Because of the shear strength at plastic hinge regions are decreasing as plastic hinges rotation are getting larger, so the failure mode of a plastic hinge consists of three different kinds of behavior as depicted in Figure 6. The first kind is the best one, where the shear strength demand at ultimate plastic hingerotationθu is smaller than the shear strength at that time (see Fig.4). The second kind indicates that plastic hinge is developed only by a fraction where shear failure dominate the rest portion due to decreasing shear strength. In this case, the assignment of plastic hinge properties shall follow the route from A, B, C to D and E instead. The third kind is the worst case where plastic hinge has no chance to occur because of shear strength is lower than the shear force induced when yielding moment is happened at the section like bottom of the column or top of the pile. In this case, the assignment of plastic hinge properties shall follow the path from A, B, C to D as you can see in the figure [8, p. 1].

Illustrative examples

Design of bridges without scouring for illustration Simply supported bridges with group pile foundations as shown in Figure 7 without scouring is designed for illustrative purpose according to bridge design code. The span of the bridges is 30m and is assumed to be located in Taipei area [9, p. 2]. In Figure 9, you can see the height of single round RC column is 10 m, the diameter of the column is 2.2m. Longitudinal reinforcement of the column consists of 53 bars of #11 throughout the whole length. When it comes to shear and confinement reinforcement, double hoop steels of #5 with spa cing 10 cm was provided at the bottom of the column whereas along the rest part of the column, single hoop steels of #5 with spacing 25cm was provided as shown in Figure 8. As for the design of group piles, depicted in Figure 9, one find that we have totally nine round RC piles with diameter 70cm with total length equal to 30m. Main reinforcing bars consists of 14 #6 bars, in the range of top 6m, and reduced to 7 #6 bars along the rest part of the piles.
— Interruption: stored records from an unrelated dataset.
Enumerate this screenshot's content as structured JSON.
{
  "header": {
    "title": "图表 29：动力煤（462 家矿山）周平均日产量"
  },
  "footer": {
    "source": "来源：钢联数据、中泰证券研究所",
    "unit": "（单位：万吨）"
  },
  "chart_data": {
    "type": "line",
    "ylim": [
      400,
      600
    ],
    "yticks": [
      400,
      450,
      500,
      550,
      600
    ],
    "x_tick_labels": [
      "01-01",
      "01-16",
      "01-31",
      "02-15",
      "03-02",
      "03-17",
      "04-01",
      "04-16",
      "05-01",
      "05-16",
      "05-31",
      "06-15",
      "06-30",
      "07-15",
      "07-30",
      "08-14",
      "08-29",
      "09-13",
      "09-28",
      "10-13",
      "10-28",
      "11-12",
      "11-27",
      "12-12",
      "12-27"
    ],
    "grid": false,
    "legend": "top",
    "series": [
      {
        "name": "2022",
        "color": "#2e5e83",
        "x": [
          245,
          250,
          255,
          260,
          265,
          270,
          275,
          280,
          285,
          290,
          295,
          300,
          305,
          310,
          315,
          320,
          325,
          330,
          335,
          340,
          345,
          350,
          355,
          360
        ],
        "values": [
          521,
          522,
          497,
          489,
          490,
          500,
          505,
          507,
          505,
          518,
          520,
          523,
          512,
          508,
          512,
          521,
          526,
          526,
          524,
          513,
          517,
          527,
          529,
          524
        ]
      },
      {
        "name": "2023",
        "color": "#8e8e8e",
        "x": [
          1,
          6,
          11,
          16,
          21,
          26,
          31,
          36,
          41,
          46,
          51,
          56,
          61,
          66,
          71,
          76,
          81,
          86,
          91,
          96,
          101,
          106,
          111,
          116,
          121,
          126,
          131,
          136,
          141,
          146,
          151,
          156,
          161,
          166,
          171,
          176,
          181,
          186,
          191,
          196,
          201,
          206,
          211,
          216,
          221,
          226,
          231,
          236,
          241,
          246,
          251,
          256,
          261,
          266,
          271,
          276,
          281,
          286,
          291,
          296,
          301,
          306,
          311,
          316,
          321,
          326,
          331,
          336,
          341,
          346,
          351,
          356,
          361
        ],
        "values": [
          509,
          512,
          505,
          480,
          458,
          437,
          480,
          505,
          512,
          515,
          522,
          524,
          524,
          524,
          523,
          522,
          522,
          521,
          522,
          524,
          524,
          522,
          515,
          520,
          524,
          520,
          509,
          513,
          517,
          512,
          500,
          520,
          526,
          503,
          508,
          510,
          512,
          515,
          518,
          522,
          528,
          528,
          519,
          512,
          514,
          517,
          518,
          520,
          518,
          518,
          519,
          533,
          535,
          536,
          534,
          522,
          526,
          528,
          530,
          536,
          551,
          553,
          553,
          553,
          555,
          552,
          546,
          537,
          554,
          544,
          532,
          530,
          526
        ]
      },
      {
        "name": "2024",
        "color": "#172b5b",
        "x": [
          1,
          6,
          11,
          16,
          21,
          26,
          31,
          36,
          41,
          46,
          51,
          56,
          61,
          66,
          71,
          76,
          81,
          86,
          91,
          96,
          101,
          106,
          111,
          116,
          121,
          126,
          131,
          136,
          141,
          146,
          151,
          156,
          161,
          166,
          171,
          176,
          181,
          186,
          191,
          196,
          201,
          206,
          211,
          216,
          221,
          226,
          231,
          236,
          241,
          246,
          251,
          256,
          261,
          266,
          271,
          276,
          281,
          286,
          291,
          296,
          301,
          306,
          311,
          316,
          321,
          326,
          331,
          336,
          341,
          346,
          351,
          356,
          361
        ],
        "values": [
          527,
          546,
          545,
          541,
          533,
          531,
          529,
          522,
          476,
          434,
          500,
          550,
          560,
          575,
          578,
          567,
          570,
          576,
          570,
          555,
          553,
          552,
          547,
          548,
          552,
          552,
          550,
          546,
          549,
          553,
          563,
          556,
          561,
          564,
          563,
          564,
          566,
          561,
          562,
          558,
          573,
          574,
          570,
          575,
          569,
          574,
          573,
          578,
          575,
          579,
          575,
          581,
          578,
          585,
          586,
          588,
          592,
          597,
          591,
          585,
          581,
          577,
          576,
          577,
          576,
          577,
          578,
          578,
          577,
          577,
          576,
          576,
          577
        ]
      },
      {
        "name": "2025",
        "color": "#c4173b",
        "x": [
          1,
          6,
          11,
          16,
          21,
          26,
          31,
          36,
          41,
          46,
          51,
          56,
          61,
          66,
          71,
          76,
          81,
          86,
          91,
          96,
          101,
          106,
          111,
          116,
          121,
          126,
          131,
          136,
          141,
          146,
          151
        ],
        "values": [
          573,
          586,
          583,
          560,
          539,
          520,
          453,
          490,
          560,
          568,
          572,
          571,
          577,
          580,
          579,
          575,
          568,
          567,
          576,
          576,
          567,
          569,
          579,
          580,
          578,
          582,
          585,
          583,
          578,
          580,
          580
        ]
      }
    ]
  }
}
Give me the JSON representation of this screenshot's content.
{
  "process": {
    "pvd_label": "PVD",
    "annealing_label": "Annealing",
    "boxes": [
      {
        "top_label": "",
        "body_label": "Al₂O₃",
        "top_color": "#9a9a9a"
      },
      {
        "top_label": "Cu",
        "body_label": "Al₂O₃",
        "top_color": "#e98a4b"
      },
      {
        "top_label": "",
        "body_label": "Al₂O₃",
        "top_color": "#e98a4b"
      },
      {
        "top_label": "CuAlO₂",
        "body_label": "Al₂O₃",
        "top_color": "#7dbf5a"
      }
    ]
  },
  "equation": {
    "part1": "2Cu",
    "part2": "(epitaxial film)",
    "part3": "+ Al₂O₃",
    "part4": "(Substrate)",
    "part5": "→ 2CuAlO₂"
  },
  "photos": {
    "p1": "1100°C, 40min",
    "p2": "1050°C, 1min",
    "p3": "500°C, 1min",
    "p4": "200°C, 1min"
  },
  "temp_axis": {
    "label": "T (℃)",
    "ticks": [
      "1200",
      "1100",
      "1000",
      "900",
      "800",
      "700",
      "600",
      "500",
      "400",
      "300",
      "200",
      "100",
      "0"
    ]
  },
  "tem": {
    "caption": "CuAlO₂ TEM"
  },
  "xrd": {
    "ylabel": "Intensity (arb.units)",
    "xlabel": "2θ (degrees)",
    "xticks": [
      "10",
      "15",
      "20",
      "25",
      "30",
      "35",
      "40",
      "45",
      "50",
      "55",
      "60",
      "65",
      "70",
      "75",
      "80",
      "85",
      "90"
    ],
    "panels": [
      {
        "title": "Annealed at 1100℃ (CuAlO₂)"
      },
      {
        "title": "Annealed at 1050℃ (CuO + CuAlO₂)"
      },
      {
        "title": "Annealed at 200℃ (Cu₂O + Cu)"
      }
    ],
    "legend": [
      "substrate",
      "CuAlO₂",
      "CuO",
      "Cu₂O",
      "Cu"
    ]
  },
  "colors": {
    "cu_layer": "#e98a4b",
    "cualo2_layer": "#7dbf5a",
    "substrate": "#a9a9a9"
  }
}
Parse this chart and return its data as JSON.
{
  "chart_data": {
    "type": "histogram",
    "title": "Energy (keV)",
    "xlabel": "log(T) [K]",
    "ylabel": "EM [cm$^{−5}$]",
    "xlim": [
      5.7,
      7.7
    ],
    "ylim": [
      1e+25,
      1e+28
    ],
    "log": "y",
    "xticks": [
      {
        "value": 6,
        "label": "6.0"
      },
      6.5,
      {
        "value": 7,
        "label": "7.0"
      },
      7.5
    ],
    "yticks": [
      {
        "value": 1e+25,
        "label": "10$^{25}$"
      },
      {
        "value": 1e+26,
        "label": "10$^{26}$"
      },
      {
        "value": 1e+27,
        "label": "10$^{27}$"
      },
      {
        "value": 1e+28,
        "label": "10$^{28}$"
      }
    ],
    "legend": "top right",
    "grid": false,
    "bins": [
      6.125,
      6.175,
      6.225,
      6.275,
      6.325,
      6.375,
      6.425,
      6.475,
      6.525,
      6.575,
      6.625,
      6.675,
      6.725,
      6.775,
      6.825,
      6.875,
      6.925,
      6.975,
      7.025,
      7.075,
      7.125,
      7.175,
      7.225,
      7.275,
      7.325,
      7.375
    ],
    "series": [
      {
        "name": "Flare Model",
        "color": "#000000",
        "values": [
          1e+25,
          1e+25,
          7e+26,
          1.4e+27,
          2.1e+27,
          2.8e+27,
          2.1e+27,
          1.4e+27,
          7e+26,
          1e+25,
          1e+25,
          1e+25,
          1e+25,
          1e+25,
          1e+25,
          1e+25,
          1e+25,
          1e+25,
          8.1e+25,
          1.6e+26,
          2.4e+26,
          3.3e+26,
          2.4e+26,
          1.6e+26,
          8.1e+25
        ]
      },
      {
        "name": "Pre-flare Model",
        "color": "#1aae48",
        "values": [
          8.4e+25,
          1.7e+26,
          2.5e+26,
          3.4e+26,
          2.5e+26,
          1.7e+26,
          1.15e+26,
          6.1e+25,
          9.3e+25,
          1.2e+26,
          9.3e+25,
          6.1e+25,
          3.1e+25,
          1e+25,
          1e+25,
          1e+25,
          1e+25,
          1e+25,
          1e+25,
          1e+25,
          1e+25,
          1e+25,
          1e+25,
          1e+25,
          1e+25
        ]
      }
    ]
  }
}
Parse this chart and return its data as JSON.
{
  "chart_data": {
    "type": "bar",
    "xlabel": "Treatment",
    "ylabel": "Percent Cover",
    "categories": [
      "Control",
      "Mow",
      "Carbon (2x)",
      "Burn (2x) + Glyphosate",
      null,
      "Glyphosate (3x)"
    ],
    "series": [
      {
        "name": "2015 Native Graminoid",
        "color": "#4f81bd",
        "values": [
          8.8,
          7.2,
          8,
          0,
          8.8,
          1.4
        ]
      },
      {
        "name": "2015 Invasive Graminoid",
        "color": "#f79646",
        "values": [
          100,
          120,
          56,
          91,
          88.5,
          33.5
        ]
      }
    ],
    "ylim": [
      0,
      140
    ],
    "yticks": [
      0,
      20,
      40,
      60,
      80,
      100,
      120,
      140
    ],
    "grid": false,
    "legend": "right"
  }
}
Shear and confined reinforcement at the upper 1.2m were provided with #4 bars with 10cm in spacing, and were equal to #4 bars with 30 cm in spacing, for the rest part [10, p. 3].

 

Figure 7. Simply supported bridges with group pile foundations

 

Seismic capacity evaluation of bridges with different extent of scouring Structural models used to access seismic capacity of the bridges are shown in Figure 10. Soil springs are provided at the lateral direction of the piles with another vertical spring at the bottom. When bridges are scoured to certain depth, lateral soil springs above the riverbed will be removed then [11, p. 5].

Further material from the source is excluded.